На голых деревьях по периметру площади алмазами сверкали гирлянды. Снег падал на собравшуюся толпу, на такси, торчащее из разбитой витрины, и на спортивный автомобиль, брошенный посреди дороги. Полицейские машины, светя мигалками, затормозили на битом стекле. Вой сирен сливался с воем сигнализации.
Пока его единокровный брат исходил криком, объясняя полицейским, почему он лежит на шестидесятилетней женщине, изможденный детектив с облегчением рухнул на переднее сиденье рядом со своей помощницей и – вопреки собственной воле, вопреки всем нормам приличий – рассмеялся.
Синтия. Как ты сказал, Эндимион: все это было во имя любви?

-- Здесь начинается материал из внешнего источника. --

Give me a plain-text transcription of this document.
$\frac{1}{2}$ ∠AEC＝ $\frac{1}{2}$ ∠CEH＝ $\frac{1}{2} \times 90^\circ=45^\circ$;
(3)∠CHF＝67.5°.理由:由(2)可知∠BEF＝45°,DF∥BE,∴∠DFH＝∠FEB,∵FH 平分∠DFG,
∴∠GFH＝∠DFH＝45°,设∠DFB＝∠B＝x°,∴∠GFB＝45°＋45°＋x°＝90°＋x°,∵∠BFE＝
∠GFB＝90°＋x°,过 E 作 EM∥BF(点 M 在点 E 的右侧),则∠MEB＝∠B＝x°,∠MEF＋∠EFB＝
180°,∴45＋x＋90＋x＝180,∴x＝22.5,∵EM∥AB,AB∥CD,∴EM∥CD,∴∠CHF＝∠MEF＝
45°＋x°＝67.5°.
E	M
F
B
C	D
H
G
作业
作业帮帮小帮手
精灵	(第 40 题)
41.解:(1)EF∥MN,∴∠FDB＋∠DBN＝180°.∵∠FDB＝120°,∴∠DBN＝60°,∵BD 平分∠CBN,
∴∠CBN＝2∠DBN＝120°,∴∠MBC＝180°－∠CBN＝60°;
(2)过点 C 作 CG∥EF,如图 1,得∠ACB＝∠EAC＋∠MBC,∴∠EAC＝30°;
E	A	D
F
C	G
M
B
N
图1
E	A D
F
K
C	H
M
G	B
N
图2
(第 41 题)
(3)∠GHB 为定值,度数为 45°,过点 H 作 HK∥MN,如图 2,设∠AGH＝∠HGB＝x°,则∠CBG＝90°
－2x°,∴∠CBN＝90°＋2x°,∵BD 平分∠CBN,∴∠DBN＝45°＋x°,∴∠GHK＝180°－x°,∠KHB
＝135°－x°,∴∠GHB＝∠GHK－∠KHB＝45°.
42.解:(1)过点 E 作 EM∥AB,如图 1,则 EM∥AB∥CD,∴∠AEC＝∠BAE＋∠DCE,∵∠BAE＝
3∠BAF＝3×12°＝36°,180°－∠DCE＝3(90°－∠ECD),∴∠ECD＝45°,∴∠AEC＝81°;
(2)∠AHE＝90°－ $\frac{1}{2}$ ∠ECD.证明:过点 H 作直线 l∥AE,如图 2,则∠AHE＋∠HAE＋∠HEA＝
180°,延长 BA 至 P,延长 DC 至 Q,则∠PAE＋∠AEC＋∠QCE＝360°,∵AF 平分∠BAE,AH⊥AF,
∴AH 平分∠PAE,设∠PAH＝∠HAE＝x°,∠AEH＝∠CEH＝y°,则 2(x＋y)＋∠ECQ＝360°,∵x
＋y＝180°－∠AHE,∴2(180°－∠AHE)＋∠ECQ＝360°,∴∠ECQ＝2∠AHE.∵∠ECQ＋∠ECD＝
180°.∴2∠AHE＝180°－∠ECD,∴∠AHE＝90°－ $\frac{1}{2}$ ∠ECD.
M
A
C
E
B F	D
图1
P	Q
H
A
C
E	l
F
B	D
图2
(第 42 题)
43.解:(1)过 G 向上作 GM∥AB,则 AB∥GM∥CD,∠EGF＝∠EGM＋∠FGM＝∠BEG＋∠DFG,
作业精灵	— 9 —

Эндимион. Да, сударыня, но потом боги наслали на меня ненависть женщины.
Джон Лили.
Эндимион, или Человек на Луне
Неделю спустя
Страйк никогда прежде не бывал дома у Робин и Мэтью в Илинге. Ему с трудом удалось заставить Робин не выходить на работу и отлежаться после небольшого сотрясения мозга и железной хватки душительницы.
– Робин, – терпеливо внушал он своей помощнице, – мне так или иначе пришлось закрыть контору. Вся Денмарк-стрит запружена репортерами… Я перекантуюсь у Ника с Илсой.
Но он не мог уехать в Корнуолл не попрощавшись. Когда она открыла дверь, он, к своему немалому облегчению, отметил, что кровоподтеки у нее на лбу и на шее уже выцвели до бледно-желтой голубизны.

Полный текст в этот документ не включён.